Citar A República assim, do nada, não foi uma carteirada gratuita. A sensação que tive lendo a mais conhecida obra de Platão foi muito parecida, embora em maior escala, da que tive jogando Bioshock: a estranha clareza advinda de perceber na ilustração diante de mim um exemplo dos motivos pelos quais o mundo é o que é. Os detalhes estão todos lá: um mercado que dá oportunidades a todos, a desigualdade social que advém dessa livre oportunidade e o abutre que se aproveita do sofrimento dos pobres para usá-los em sua própria busca por poder e dinheiro. Bioshock ilustra isso com maestria. A exploração das ruas devastadas de Rapture representa, entre outras coisas, os estágios gradativos da erosão social ocasionada por desequilíbrio econômico e social.
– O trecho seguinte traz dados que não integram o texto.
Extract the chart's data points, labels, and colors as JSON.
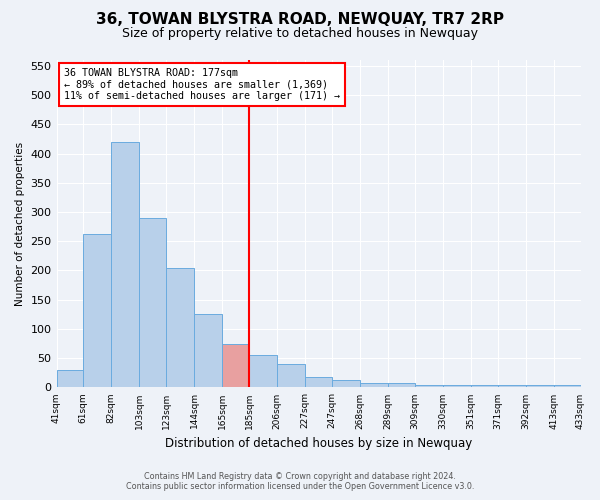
{
  "title": "36, TOWAN BLYSTRA ROAD, NEWQUAY, TR7 2RP",
  "subtitle": "Size of property relative to detached houses in Newquay",
  "xlabel": "Distribution of detached houses by size in Newquay",
  "ylabel": "Number of detached properties",
  "bar_values": [
    30,
    262,
    420,
    290,
    205,
    125,
    75,
    55,
    40,
    18,
    12,
    8,
    7,
    5
  ],
  "bin_edges": [
    41,
    61,
    82,
    103,
    123,
    144,
    165,
    185,
    206,
    227,
    247,
    268,
    289,
    309,
    330
  ],
  "x_labels": [
    "41sqm",
    "61sqm",
    "82sqm",
    "103sqm",
    "123sqm",
    "144sqm",
    "165sqm",
    "185sqm",
    "206sqm",
    "227sqm",
    "247sqm",
    "268sqm",
    "289sqm",
    "309sqm",
    "330sqm",
    "351sqm",
    "371sqm",
    "392sqm",
    "413sqm",
    "433sqm"
  ],
  "all_xtick_positions": [
    41,
    61,
    82,
    103,
    123,
    144,
    165,
    185,
    206,
    227,
    247,
    268,
    289,
    309,
    330,
    351,
    371,
    392,
    413,
    433
  ],
  "extra_bar_values": [
    5,
    5,
    5,
    5,
    5
  ],
  "extra_bin_edges": [
    330,
    351,
    371,
    392,
    413,
    433
  ],
  "bar_color": "#b8d0ea",
  "bar_edge_color": "#6aabdf",
  "highlight_bar_index": 6,
  "highlight_bar_color": "#e8a0a0",
  "red_line_x": 185,
  "annotation_title": "36 TOWAN BLYSTRA ROAD: 177sqm",
  "annotation_line1": "← 89% of detached houses are smaller (1,369)",
  "annotation_line2": "11% of semi-detached houses are larger (171) →",
  "ylim": [
    0,
    560
  ],
  "yticks": [
    0,
    50,
    100,
    150,
    200,
    250,
    300,
    350,
    400,
    450,
    500,
    550
  ],
  "footer1": "Contains HM Land Registry data © Crown copyright and database right 2024.",
  "footer2": "Contains public sector information licensed under the Open Government Licence v3.0.",
  "background_color": "#eef2f8",
  "grid_color": "#ffffff",
  "title_fontsize": 11,
  "subtitle_fontsize": 9
}
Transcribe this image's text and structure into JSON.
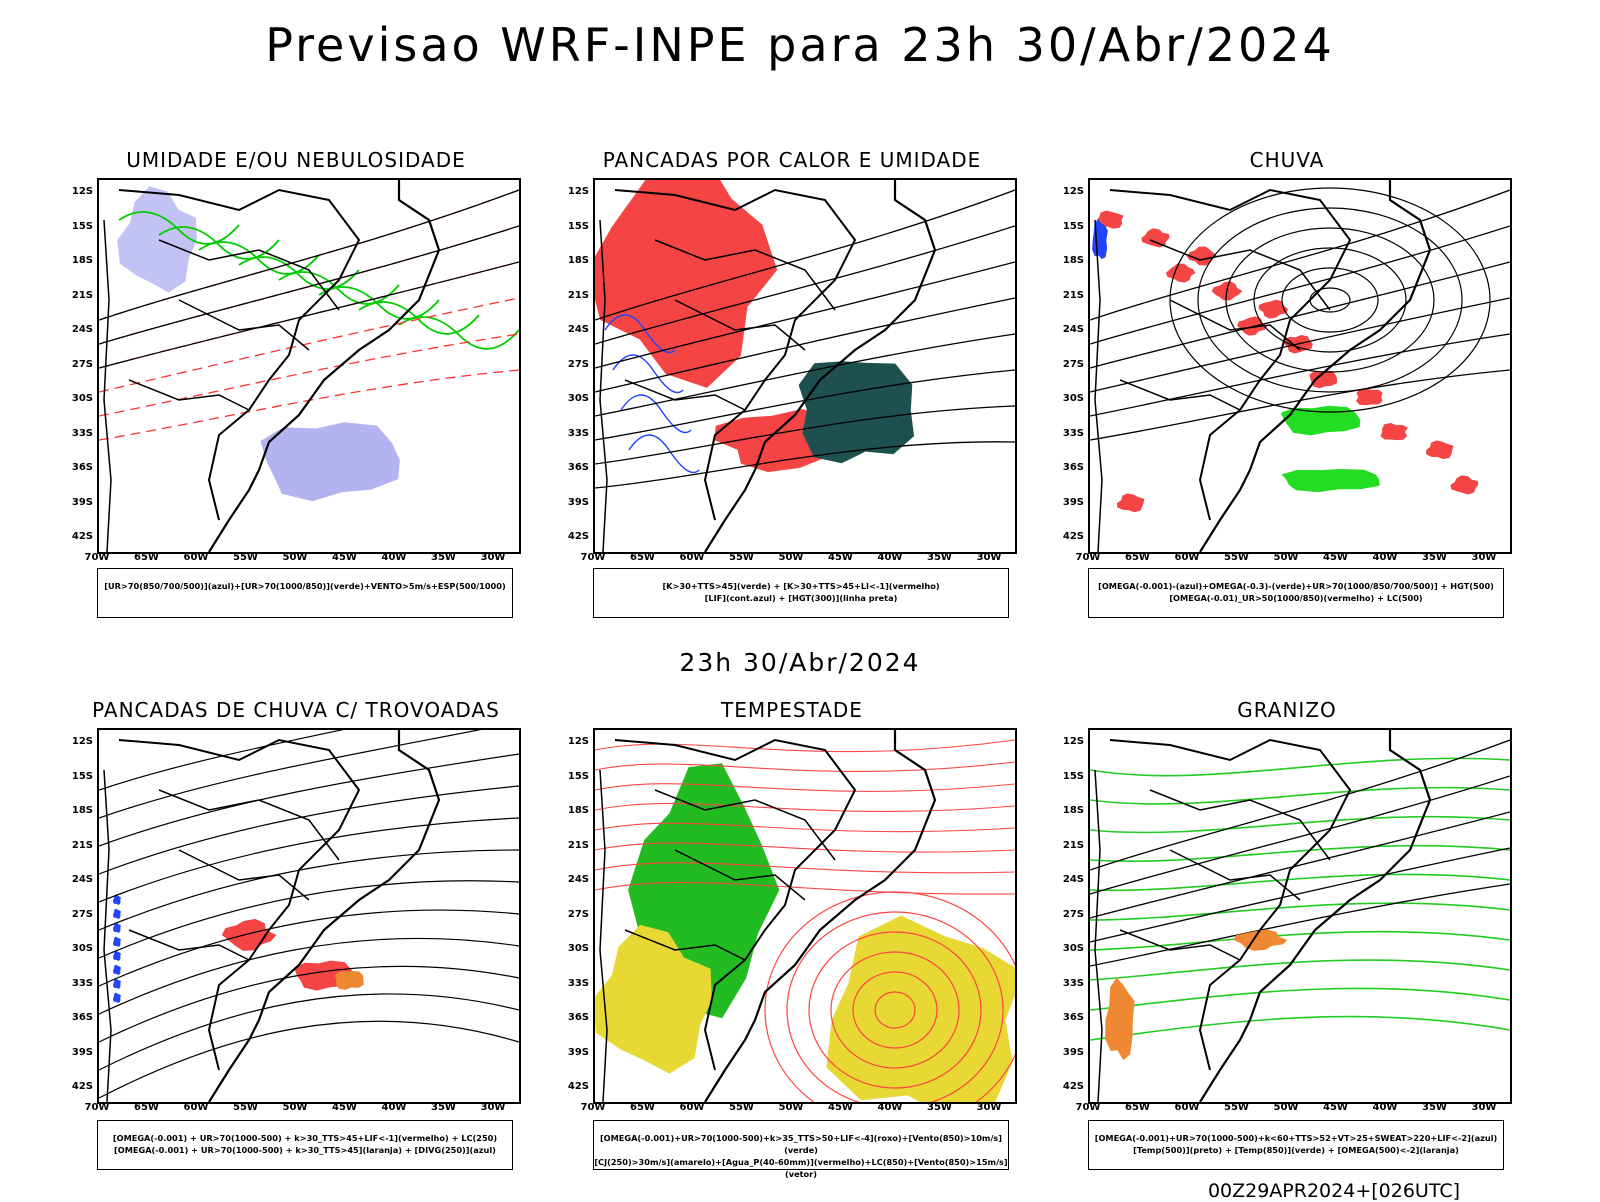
{
  "title": "Previsao WRF-INPE  para 23h 30/Abr/2024",
  "subtitle": "23h 30/Abr/2024",
  "footer": "00Z29APR2024+[026UTC]",
  "axes": {
    "lat_labels": [
      "12S",
      "15S",
      "18S",
      "21S",
      "24S",
      "27S",
      "30S",
      "33S",
      "36S",
      "39S",
      "42S"
    ],
    "lon_labels": [
      "70W",
      "65W",
      "60W",
      "55W",
      "50W",
      "45W",
      "40W",
      "35W",
      "30W"
    ]
  },
  "panels": [
    {
      "title": "UMIDADE E/OU NEBULOSIDADE",
      "legend": [
        "[UR>70(850/700/500)](azul)+[UR>70(1000/850)](verde)+VENTO>5m/s+ESP(500/1000)"
      ],
      "colors": {
        "fill1": "#9999ee",
        "line1": "#00cc00",
        "line2": "#ff3333"
      }
    },
    {
      "title": "PANCADAS POR CALOR E UMIDADE",
      "legend": [
        "[K>30+TTS>45](verde) + [K>30+TTS>45+LI<-1](vermelho)",
        "[LIF](cont.azul) + [HGT(300)](linha preta)"
      ],
      "colors": {
        "fill1": "#f44444",
        "fill2": "#1f5050",
        "line1": "#2244ff"
      }
    },
    {
      "title": "CHUVA",
      "legend": [
        "[OMEGA(-0.001)-(azul)+OMEGA(-0.3)-(verde)+UR>70(1000/850/700/500)] + HGT(500)",
        "[OMEGA(-0.01)_UR>50(1000/850)(vermelho) + LC(500)"
      ],
      "colors": {
        "fill1": "#f44444",
        "fill2": "#22dd22",
        "fill3": "#2244ff"
      }
    },
    {
      "title": "PANCADAS DE CHUVA C/ TROVOADAS",
      "legend": [
        "[OMEGA(-0.001) + UR>70(1000-500) + k>30_TTS>45+LIF<-1](vermelho) + LC(250)",
        "[OMEGA(-0.001) + UR>70(1000-500) + k>30_TTS>45](laranja) + [DIVG(250)](azul)"
      ],
      "colors": {
        "fill1": "#f44444",
        "fill2": "#ee8833",
        "fill3": "#2244ff"
      }
    },
    {
      "title": "TEMPESTADE",
      "legend": [
        "[OMEGA(-0.001)+UR>70(1000-500)+k>35_TTS>50+LIF<-4](roxo)+[Vento(850)>10m/s](verde)",
        "[CJ(250)>30m/s](amarelo)+[Agua_P(40-60mm)](vermelho)+LC(850)+[Vento(850)>15m/s](vetor)"
      ],
      "colors": {
        "fill1": "#22bb22",
        "fill2": "#e8d833",
        "line1": "#ff4444"
      }
    },
    {
      "title": "GRANIZO",
      "legend": [
        "[OMEGA(-0.001)+UR>70(1000-500)+k<60+TTS>52+VT>25+SWEAT>220+LIF<-2](azul)",
        "[Temp(500)](preto) + [Temp(850)](verde) + [OMEGA(500)<-2](laranja)"
      ],
      "colors": {
        "fill1": "#ee8833",
        "line1": "#22cc22"
      }
    }
  ]
}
Muitos são os méritos de Bioshock como entretenimento interativo, e foi uma surpresa boa para mim jogar um clássico que realmente merece seu lugar na cultura pop – trilha sonora 10/10, visuais belíssimos, mecânicas de combate que se sustentam até mesmo num controle em vez de mouse. Pessoalmente, porém, o jogo fica em minha memória por ter feito com que eu me lembrasse de livros de filosofia que li no colegial. Acho que isso diz mais sobre mim do que diz sobre ele.